Now, we will use the C# code snippet to generate the CRUD methods for us. So download the code snippet to the disk. Then use the VS Code Snippet Manager to import it to Visual Studio. For more information on how to do that, refer to this msdn documentation. I would recommend importing it to My Code Snippets (which will be typically under c:\Users\<username>\Documents\Visual Studio 2010\Code Snippets\Visual C#\My Code Snippets)

When that is done, from within the class declaration, use the shortcut “dbcrud” to get your DbDomainService CRUD methods defined for you.

Note that this code snippet has 3 variables that you need to supply –

  1. Name of the Entity (in this case, Product)
  2. Name of the DbSet property corresponding to the entity (Products)
  3. Name of the entity (this is used to generate the names of the CRUD methods – like GetProducts, etc.).

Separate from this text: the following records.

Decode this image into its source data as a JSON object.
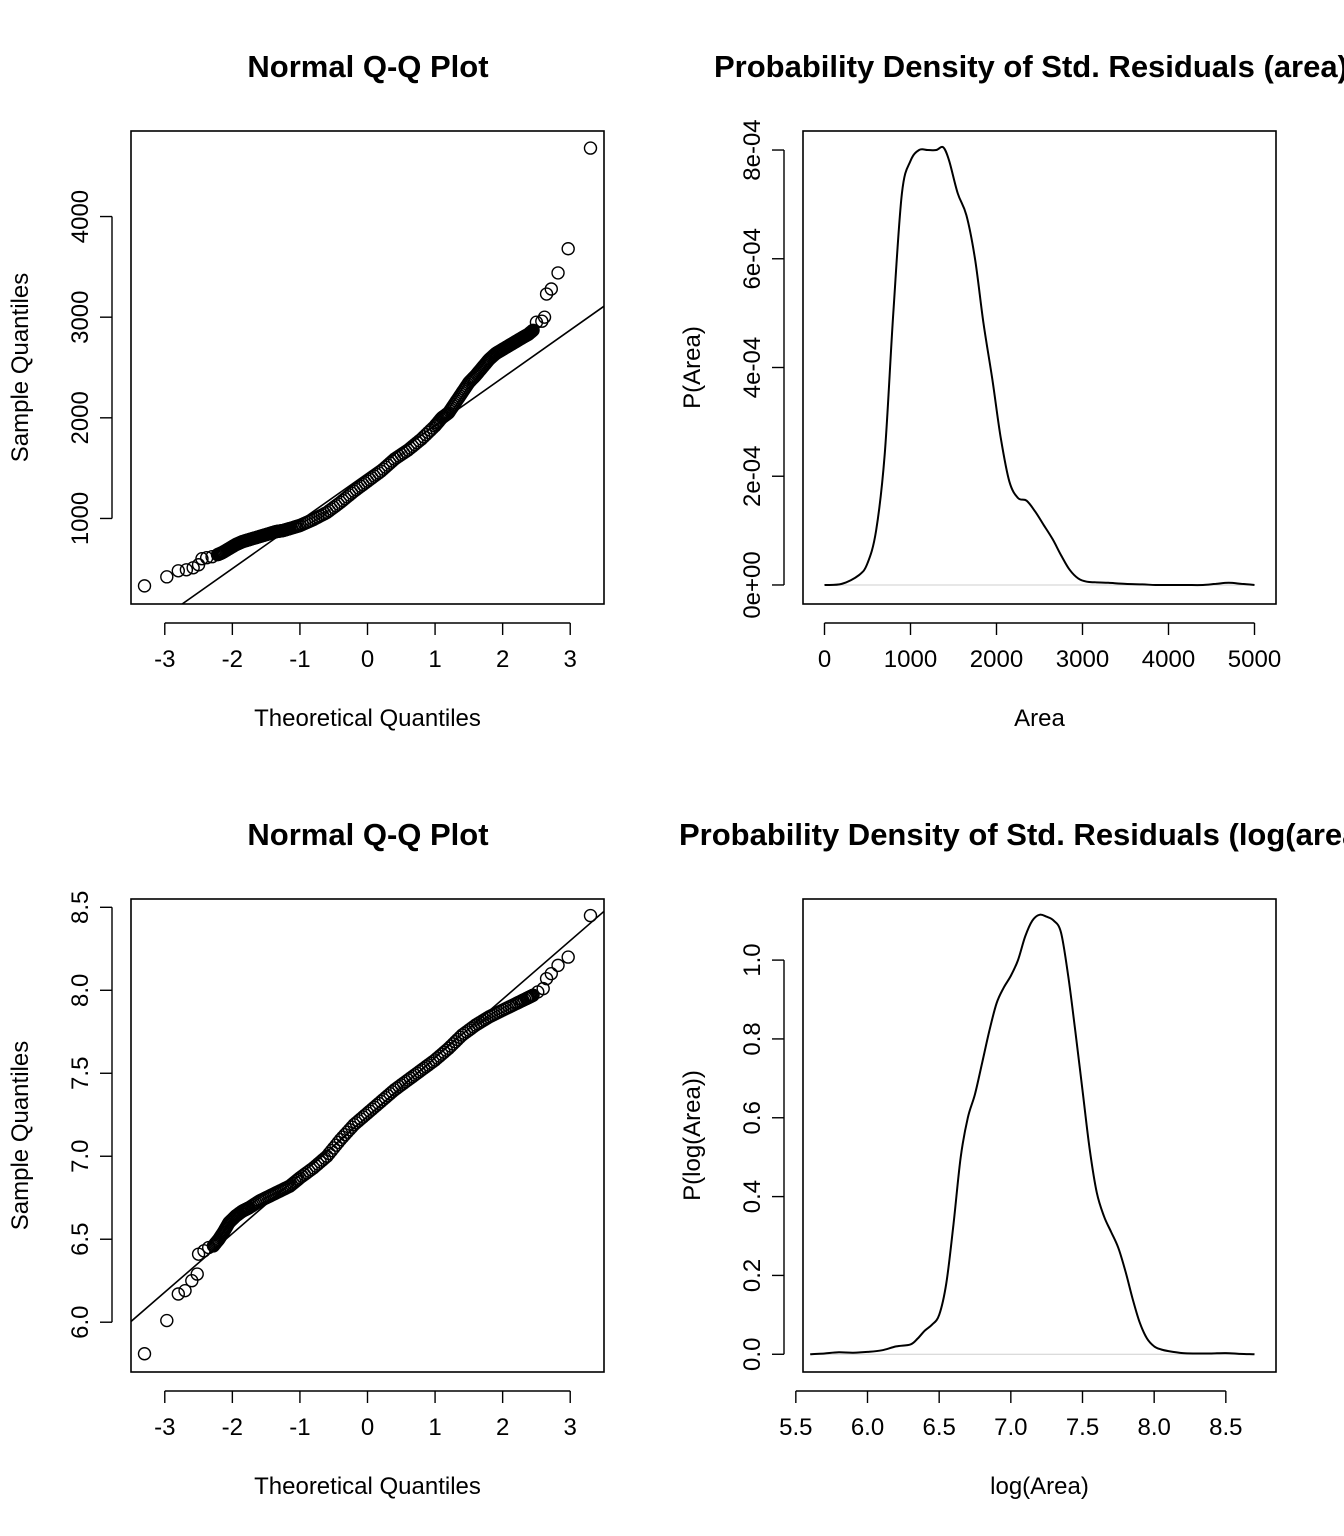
{
  "chart_data": [
    {
      "type": "scatter",
      "title": "Normal Q-Q Plot",
      "xlabel": "Theoretical Quantiles",
      "ylabel": "Sample Quantiles",
      "xlim": [
        -3.5,
        3.5
      ],
      "ylim": [
        150,
        4850
      ],
      "xticks": [
        "-3",
        "-2",
        "-1",
        "0",
        "1",
        "2",
        "3"
      ],
      "yticks": [
        "1000",
        "2000",
        "3000",
        "4000"
      ],
      "grid": false,
      "reference_line": {
        "intercept": 1450,
        "slope": 474
      },
      "points": [
        [
          -3.3,
          330
        ],
        [
          -2.97,
          420
        ],
        [
          -2.8,
          480
        ],
        [
          -2.68,
          490
        ],
        [
          -2.58,
          510
        ],
        [
          -2.5,
          540
        ],
        [
          -2.45,
          600
        ],
        [
          -2.38,
          610
        ],
        [
          -2.3,
          620
        ],
        [
          -2.22,
          640
        ],
        [
          -2.15,
          660
        ],
        [
          -2.05,
          700
        ],
        [
          -1.95,
          740
        ],
        [
          -1.85,
          770
        ],
        [
          -1.75,
          790
        ],
        [
          -1.65,
          810
        ],
        [
          -1.55,
          830
        ],
        [
          -1.45,
          850
        ],
        [
          -1.35,
          870
        ],
        [
          -1.25,
          880
        ],
        [
          -1.15,
          900
        ],
        [
          -1.0,
          930
        ],
        [
          -0.8,
          990
        ],
        [
          -0.6,
          1060
        ],
        [
          -0.4,
          1160
        ],
        [
          -0.2,
          1270
        ],
        [
          0.0,
          1370
        ],
        [
          0.2,
          1470
        ],
        [
          0.4,
          1590
        ],
        [
          0.6,
          1680
        ],
        [
          0.8,
          1790
        ],
        [
          1.0,
          1920
        ],
        [
          1.1,
          2000
        ],
        [
          1.2,
          2050
        ],
        [
          1.3,
          2150
        ],
        [
          1.4,
          2250
        ],
        [
          1.5,
          2350
        ],
        [
          1.6,
          2420
        ],
        [
          1.7,
          2500
        ],
        [
          1.8,
          2580
        ],
        [
          1.9,
          2640
        ],
        [
          2.0,
          2680
        ],
        [
          2.1,
          2720
        ],
        [
          2.2,
          2760
        ],
        [
          2.3,
          2800
        ],
        [
          2.38,
          2830
        ],
        [
          2.45,
          2870
        ],
        [
          2.5,
          2950
        ],
        [
          2.58,
          2960
        ],
        [
          2.62,
          3000
        ],
        [
          2.65,
          3230
        ],
        [
          2.72,
          3280
        ],
        [
          2.82,
          3440
        ],
        [
          2.97,
          3680
        ],
        [
          3.3,
          4680
        ]
      ]
    },
    {
      "type": "line",
      "title": "Probability Density of Std. Residuals (area)",
      "xlabel": "Area",
      "ylabel": "P(Area)",
      "xlim": [
        -250,
        5250
      ],
      "ylim": [
        -3.5e-05,
        0.000835
      ],
      "xticks": [
        "0",
        "1000",
        "2000",
        "3000",
        "4000",
        "5000"
      ],
      "yticks": [
        "0e+00",
        "2e-04",
        "4e-04",
        "6e-04",
        "8e-04"
      ],
      "grid": false,
      "x": [
        0,
        200,
        400,
        500,
        600,
        700,
        800,
        900,
        1000,
        1100,
        1200,
        1300,
        1380,
        1450,
        1550,
        1650,
        1750,
        1850,
        1950,
        2050,
        2150,
        2250,
        2350,
        2450,
        2550,
        2650,
        2750,
        2850,
        2950,
        3050,
        3150,
        3300,
        3500,
        3700,
        3850,
        4000,
        4200,
        4400,
        4550,
        4700,
        4850,
        5000
      ],
      "y": [
        0,
        2e-06,
        1.8e-05,
        4e-05,
        0.0001,
        0.00024,
        0.0005,
        0.00072,
        0.00078,
        0.0008,
        0.0008,
        0.0008,
        0.000805,
        0.00078,
        0.00072,
        0.00068,
        0.0006,
        0.00048,
        0.00038,
        0.00027,
        0.00019,
        0.00016,
        0.000155,
        0.000135,
        0.00011,
        8.5e-05,
        5.5e-05,
        2.8e-05,
        1.2e-05,
        6e-06,
        5e-06,
        4e-06,
        2e-06,
        1e-06,
        0,
        0,
        0,
        0,
        2e-06,
        4e-06,
        2e-06,
        0
      ]
    },
    {
      "type": "scatter",
      "title": "Normal Q-Q Plot",
      "xlabel": "Theoretical Quantiles",
      "ylabel": "Sample Quantiles",
      "xlim": [
        -3.5,
        3.5
      ],
      "ylim": [
        5.7,
        8.55
      ],
      "xticks": [
        "-3",
        "-2",
        "-1",
        "0",
        "1",
        "2",
        "3"
      ],
      "yticks": [
        "6.0",
        "6.5",
        "7.0",
        "7.5",
        "8.0",
        "8.5"
      ],
      "grid": false,
      "reference_line": {
        "intercept": 7.24,
        "slope": 0.353
      },
      "points": [
        [
          -3.3,
          5.81
        ],
        [
          -2.97,
          6.01
        ],
        [
          -2.8,
          6.17
        ],
        [
          -2.7,
          6.19
        ],
        [
          -2.6,
          6.25
        ],
        [
          -2.52,
          6.29
        ],
        [
          -2.5,
          6.41
        ],
        [
          -2.42,
          6.43
        ],
        [
          -2.35,
          6.45
        ],
        [
          -2.28,
          6.46
        ],
        [
          -2.2,
          6.5
        ],
        [
          -2.12,
          6.55
        ],
        [
          -2.05,
          6.6
        ],
        [
          -1.95,
          6.64
        ],
        [
          -1.85,
          6.67
        ],
        [
          -1.75,
          6.69
        ],
        [
          -1.6,
          6.73
        ],
        [
          -1.45,
          6.76
        ],
        [
          -1.3,
          6.79
        ],
        [
          -1.15,
          6.82
        ],
        [
          -1.0,
          6.87
        ],
        [
          -0.8,
          6.93
        ],
        [
          -0.6,
          7.0
        ],
        [
          -0.4,
          7.1
        ],
        [
          -0.2,
          7.19
        ],
        [
          0.0,
          7.26
        ],
        [
          0.2,
          7.33
        ],
        [
          0.4,
          7.4
        ],
        [
          0.6,
          7.46
        ],
        [
          0.8,
          7.52
        ],
        [
          1.0,
          7.58
        ],
        [
          1.2,
          7.65
        ],
        [
          1.4,
          7.73
        ],
        [
          1.6,
          7.79
        ],
        [
          1.8,
          7.84
        ],
        [
          2.0,
          7.88
        ],
        [
          2.2,
          7.92
        ],
        [
          2.35,
          7.95
        ],
        [
          2.45,
          7.97
        ],
        [
          2.52,
          7.99
        ],
        [
          2.6,
          8.01
        ],
        [
          2.65,
          8.07
        ],
        [
          2.72,
          8.1
        ],
        [
          2.82,
          8.15
        ],
        [
          2.97,
          8.2
        ],
        [
          3.3,
          8.45
        ]
      ]
    },
    {
      "type": "line",
      "title": "Probability Density of Std. Residuals (log(area))",
      "xlabel": "log(Area)",
      "ylabel": "P(log(Area))",
      "xlim": [
        5.55,
        8.85
      ],
      "ylim": [
        -0.045,
        1.155
      ],
      "xticks": [
        "5.5",
        "6.0",
        "6.5",
        "7.0",
        "7.5",
        "8.0",
        "8.5"
      ],
      "yticks": [
        "0.0",
        "0.2",
        "0.4",
        "0.6",
        "0.8",
        "1.0"
      ],
      "grid": false,
      "x": [
        5.6,
        5.7,
        5.8,
        5.9,
        6.0,
        6.1,
        6.2,
        6.3,
        6.35,
        6.4,
        6.45,
        6.5,
        6.55,
        6.6,
        6.65,
        6.7,
        6.75,
        6.8,
        6.85,
        6.9,
        6.95,
        7.0,
        7.05,
        7.1,
        7.15,
        7.2,
        7.25,
        7.3,
        7.35,
        7.4,
        7.45,
        7.5,
        7.55,
        7.6,
        7.65,
        7.7,
        7.75,
        7.8,
        7.85,
        7.9,
        7.95,
        8.0,
        8.05,
        8.1,
        8.2,
        8.3,
        8.4,
        8.5,
        8.6,
        8.7
      ],
      "y": [
        0.0,
        0.002,
        0.005,
        0.004,
        0.006,
        0.01,
        0.02,
        0.025,
        0.04,
        0.06,
        0.075,
        0.1,
        0.18,
        0.33,
        0.5,
        0.6,
        0.66,
        0.74,
        0.82,
        0.89,
        0.93,
        0.96,
        1.0,
        1.06,
        1.1,
        1.115,
        1.11,
        1.1,
        1.07,
        0.96,
        0.82,
        0.67,
        0.52,
        0.41,
        0.35,
        0.31,
        0.27,
        0.21,
        0.14,
        0.08,
        0.04,
        0.02,
        0.012,
        0.008,
        0.003,
        0.002,
        0.002,
        0.003,
        0.001,
        0.0
      ]
    }
  ]
}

So our DbDomainService looks like this-

namespace EFCFSample.Web
{
    [EnableClientAccess]
    public class DomainService1 : DbDomainService<ProductDbContext>
    {
        public IQueryable<Product> GetProducts()
        {
            return this.DbContext.Products;
        }

        public void InsertProduct(Product entity)
        {
            DbEntityEntry<Product> entityEntry = this.DbContext.Entry(entity);
            if ((entityEntry.State != EntityState.Detached))
            {
                entityEntry.State = EntityState.Added;
            }
            else {
                this.DbContext.Products.Add(entity);
            }
        }

        public void UpdateProduct(Product currentProduct)
        {
            this.DbContext.Products.AttachAsModified(currentProduct, this.ChangeSet.GetOriginal(currentProduct), this.DbContext);
        }

        public void DeleteProduct(Product entity)
        {
            DbEntityEntry<Product> entityEntry = this.DbContext.Entry(entity);
            if ((entityEntry.State != EntityState.Deleted))
            {
                entityEntry.State = EntityState.Deleted;
            }
            else {
                this.DbContext.Products.Attach(entity);
                this.DbContext.Products.Remove(entity);
            }
        }

    }
}

Again, the SP2 release bits will have full wizard support for DbContext. So you should not need to do any of this dance with the code snippet. But till then, this should be easy enough for you to do.

5. Use the DbDomainService in your App

With this, you have a RIA Services DomainService talking to a EF Code-First database that you can use, just like in any other RIA Services application. Of course, you can add/modify the methods in the generated DomainService or add more CRUD methods for other entities in your EF Model.

In short, your EF Code-First model is ready for use in the WCF RIA Services app! 

If you are interested in trying using EF Code-First or simply DbContext with WCF RIA Services, try out this preview and let us know how you find it. Any feedback from you will be highly appreciated!